Agreeing to tea he turned to the window and gazed out at the coaches and cars coming and going in the busy car park beyond the hedge and fence.
‘What do you know of the Mackenzie Carmichael Foundation?’ I asked, bringing him down suddenly from his thoughts.
‘Huh, not much, but enough to know that I never want to work with them again.’ He shook his head and returned to his seat. ‘A bad lot, Tori. Steer clear of them. Have you looked them up on the internet? There’s very little to see. However, in my rather strange job, I’m uniquely placed to make some very interesting friends from time to time. I asked a couple of my old students to do a little poking around for me. They’re both politicians now, one’s a junior minister.’ He tapped the side of his nose with his index finger.
‘The first thing they told me is that MCF, is paranoid about publicity. It spends millions trying to stop information about its activities and employees getting into the public domain. Luckily, this just made my chums even more determined to get something on them. Even so, they didn’t find much. MCF is powerful, secretive and ruthless. Sir Mackenzie-Carmichael is the shrewdest investor in history, or perhaps the luckiest. He is a multi-billionaire who made his money on the stock market. My friends said he just appeared from nowhere. They could find nothing about him before 1987.’
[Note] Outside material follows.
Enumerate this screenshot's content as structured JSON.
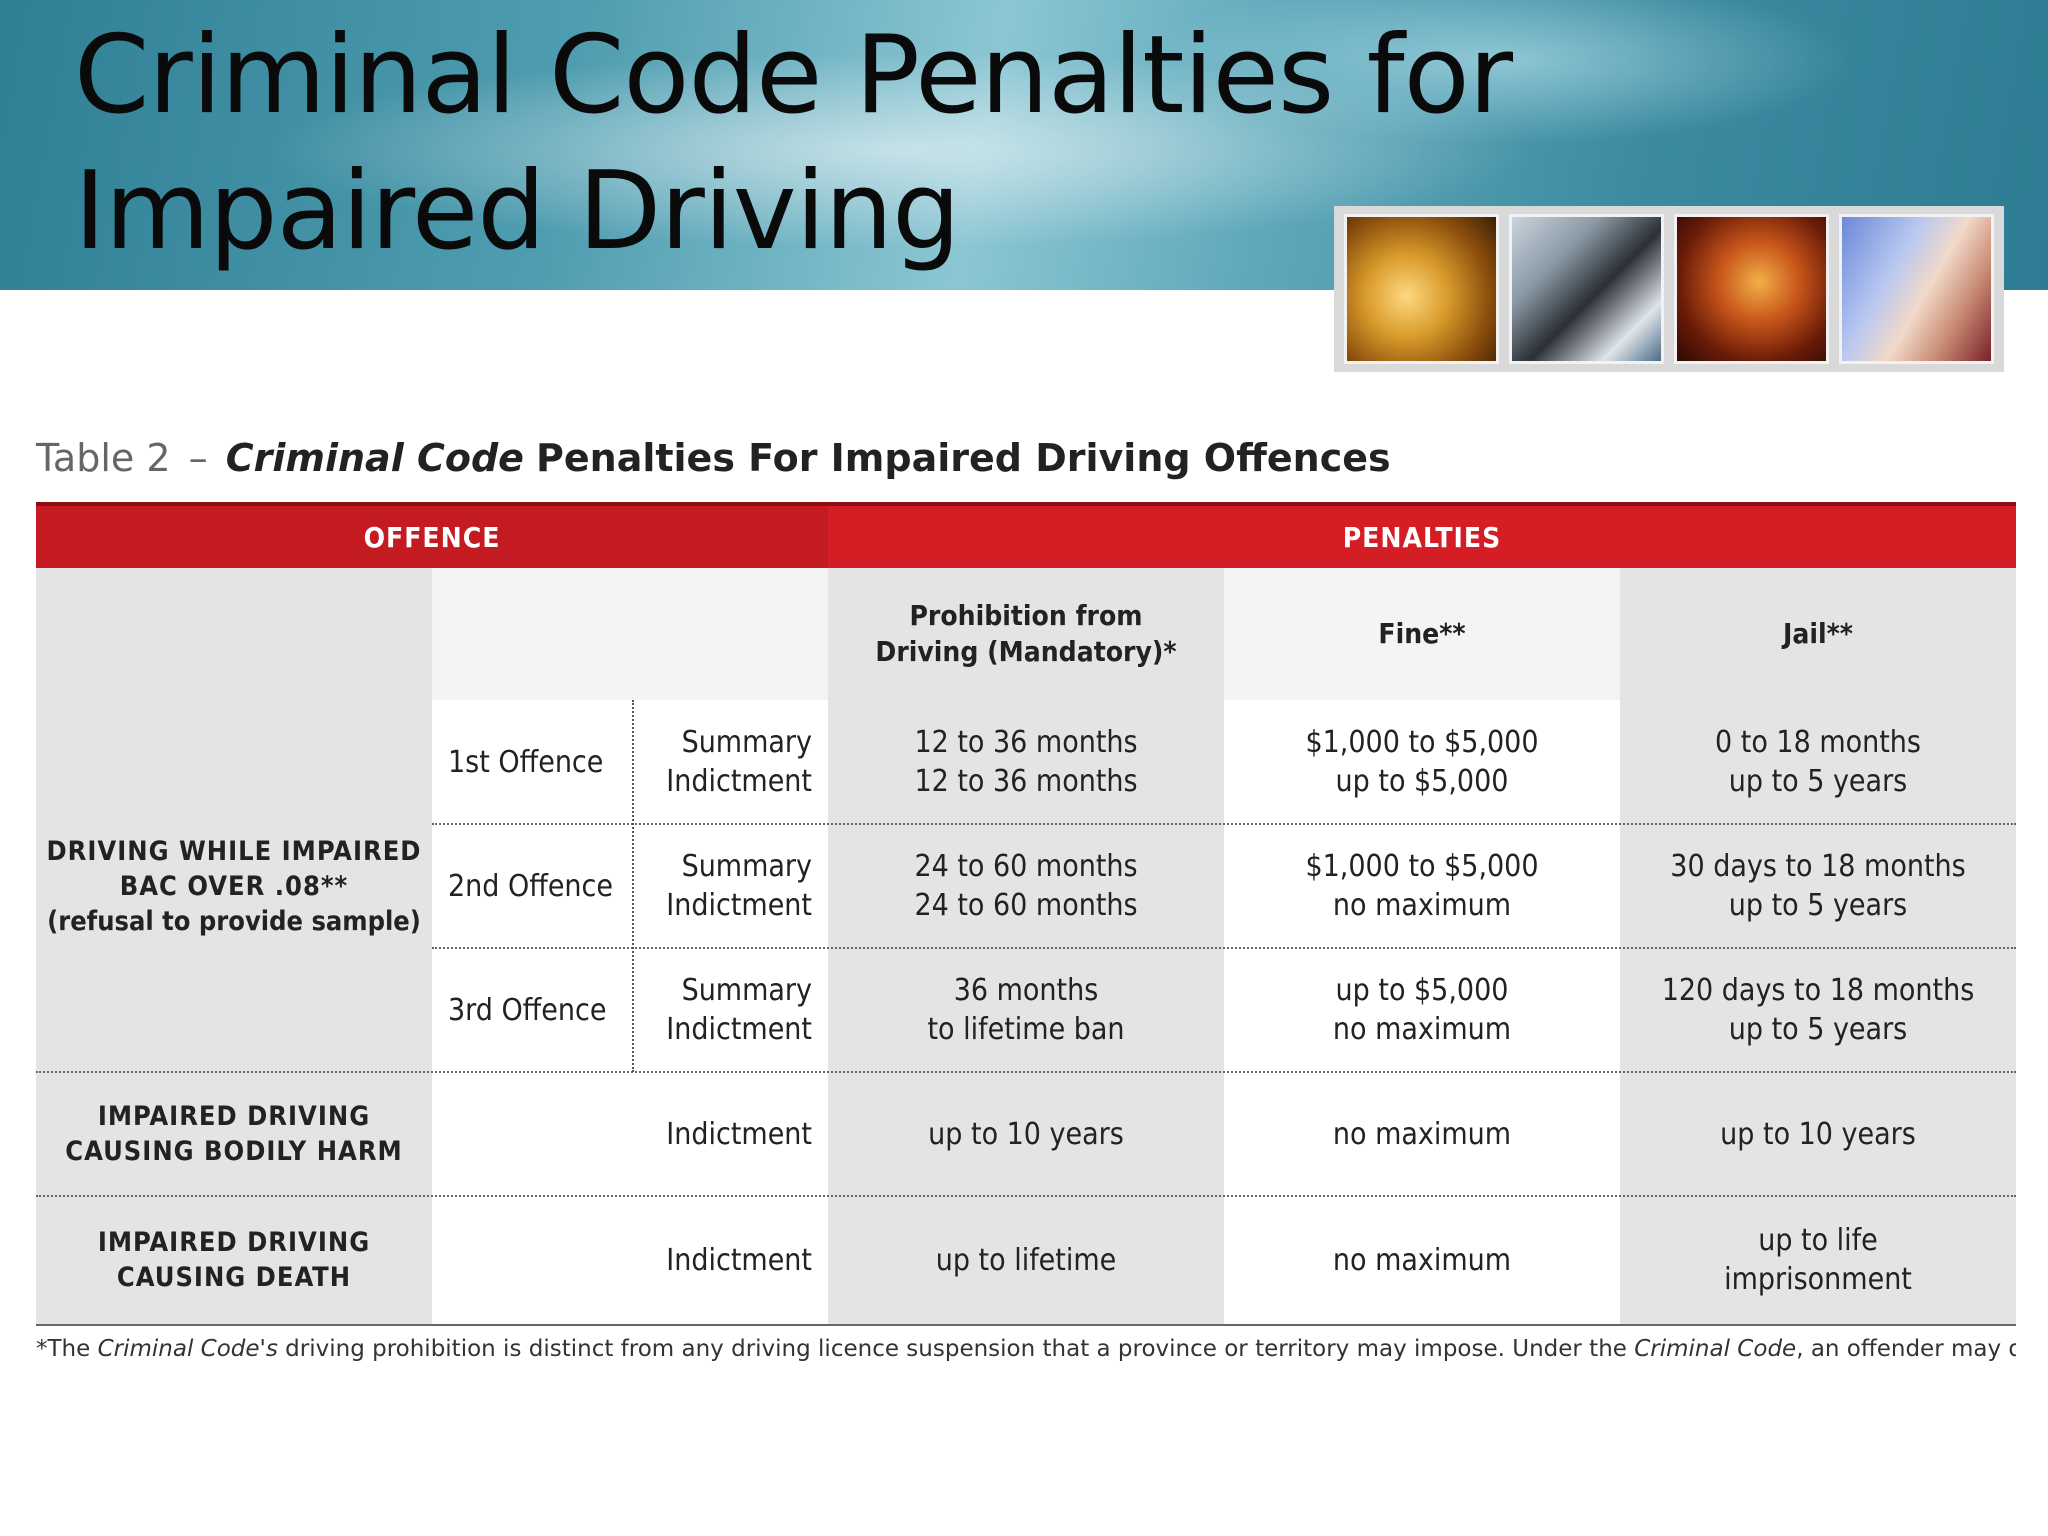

He searched his jacket pockets, produced a note book and thumbed through its battered pages. ‘Now, I had to write this bit down. I’m afraid such things are not my – err what’s it? Bag. You may know that 1987 was the year of the great stock market crash. The Dow Jones in New York fell a record 508 points. In London 50 billion pounds was wiped off the value of shares in a single afternoon. And that’s when plain Mister Carmichael, suddenly appeared and made billions. Since then he’s been knighted, acquired a double barrelled surname, strode out with various leaders at Chequers, Saint Petersburg, and Camp David, and been wined and dined at the White House, the Forbidden City and Buckingham Palace.’
‘You seem to have learned quite a lot.’
Pale faced, he glanced guiltily across the table at me. I worried that he might get all stressed again if I pursued that line directly, so I changed tack. ‘I’ve heard they fund scholarships and do charitable works around the world.’
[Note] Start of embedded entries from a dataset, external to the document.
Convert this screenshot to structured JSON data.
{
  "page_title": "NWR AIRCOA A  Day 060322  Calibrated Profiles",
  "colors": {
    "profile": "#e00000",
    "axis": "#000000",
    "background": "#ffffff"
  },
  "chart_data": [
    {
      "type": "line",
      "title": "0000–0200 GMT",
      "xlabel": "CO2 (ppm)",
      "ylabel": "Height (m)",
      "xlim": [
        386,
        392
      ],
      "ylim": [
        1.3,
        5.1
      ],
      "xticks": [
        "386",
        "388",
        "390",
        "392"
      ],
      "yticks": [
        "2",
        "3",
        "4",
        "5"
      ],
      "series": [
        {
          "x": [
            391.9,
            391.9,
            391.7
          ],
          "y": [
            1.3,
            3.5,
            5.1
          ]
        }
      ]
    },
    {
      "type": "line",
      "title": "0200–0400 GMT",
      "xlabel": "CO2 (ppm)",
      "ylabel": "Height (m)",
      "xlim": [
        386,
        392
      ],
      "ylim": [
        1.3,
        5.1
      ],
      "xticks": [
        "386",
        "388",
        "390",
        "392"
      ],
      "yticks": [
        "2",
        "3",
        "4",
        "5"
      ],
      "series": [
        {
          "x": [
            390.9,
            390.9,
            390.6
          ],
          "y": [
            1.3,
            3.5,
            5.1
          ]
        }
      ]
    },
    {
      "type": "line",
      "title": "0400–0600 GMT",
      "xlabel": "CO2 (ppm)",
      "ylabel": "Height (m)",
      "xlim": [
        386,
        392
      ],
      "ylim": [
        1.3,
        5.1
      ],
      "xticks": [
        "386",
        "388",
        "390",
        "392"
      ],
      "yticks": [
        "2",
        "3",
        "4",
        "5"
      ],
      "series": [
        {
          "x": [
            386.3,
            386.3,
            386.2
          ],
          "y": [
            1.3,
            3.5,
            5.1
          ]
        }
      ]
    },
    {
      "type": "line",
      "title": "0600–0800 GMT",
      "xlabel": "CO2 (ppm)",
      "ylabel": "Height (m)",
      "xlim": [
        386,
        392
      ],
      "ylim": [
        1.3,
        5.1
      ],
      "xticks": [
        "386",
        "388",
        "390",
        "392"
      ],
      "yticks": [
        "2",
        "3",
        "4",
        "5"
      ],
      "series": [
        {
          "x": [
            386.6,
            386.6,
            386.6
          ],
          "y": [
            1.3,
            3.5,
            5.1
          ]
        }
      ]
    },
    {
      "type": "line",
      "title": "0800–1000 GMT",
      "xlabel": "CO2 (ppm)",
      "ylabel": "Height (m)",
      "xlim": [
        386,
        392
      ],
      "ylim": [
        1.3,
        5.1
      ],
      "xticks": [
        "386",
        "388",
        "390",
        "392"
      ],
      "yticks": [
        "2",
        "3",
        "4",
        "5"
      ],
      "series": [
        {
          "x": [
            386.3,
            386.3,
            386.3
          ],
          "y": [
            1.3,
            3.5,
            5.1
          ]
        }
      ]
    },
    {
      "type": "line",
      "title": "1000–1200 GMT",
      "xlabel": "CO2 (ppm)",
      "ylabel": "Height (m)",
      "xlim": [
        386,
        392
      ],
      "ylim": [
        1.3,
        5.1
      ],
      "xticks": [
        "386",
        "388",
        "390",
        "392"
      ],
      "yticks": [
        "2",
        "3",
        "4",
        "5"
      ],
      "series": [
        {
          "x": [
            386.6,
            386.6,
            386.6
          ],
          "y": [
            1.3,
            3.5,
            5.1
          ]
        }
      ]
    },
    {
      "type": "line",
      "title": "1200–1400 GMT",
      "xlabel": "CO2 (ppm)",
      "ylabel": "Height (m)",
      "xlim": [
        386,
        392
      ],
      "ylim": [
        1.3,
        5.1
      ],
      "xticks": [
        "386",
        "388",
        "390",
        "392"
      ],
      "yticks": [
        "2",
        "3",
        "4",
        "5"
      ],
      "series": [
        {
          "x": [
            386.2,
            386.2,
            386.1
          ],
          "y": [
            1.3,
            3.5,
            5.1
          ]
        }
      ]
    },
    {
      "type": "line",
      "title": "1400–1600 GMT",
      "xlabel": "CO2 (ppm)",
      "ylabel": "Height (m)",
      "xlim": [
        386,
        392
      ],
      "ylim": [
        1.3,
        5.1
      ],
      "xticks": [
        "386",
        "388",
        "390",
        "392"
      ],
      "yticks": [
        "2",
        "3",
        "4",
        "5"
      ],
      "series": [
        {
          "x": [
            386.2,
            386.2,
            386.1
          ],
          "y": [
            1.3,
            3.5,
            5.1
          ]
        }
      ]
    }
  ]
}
‘True yes, and you can read all about that on the i
nternet - no secrets there. They can’t wait to tell you how much money they give away. But if you look behind the headlines and all those smiley head shots, you’ll find it’s mainly in Africa, and always in countries whose leaders are greedy and corrupt.’
‘I’ve had an invitation to meet him.’ I felt really strange telling him this.
He swallowed and gawped at me astonished. ‘Wow! I mean – err – well really. What do they want?’
‘Lord knows. The only thing they told me is that I can’t tell anybody. Your friends are right about the secrecy thing. I really got a full taste of that yesterday. I met this woman. She told me I’m going to be picked up tomorrow and taken to their headquarters.
‘Good gracious. What do your parents say?’
‘Oh they haven’t said anything about it,’ I told him. OK - OK, I know it’s a sort of lie, even though strictly speaking it’s the truth, but I will probably tell my dad before I go – maybe.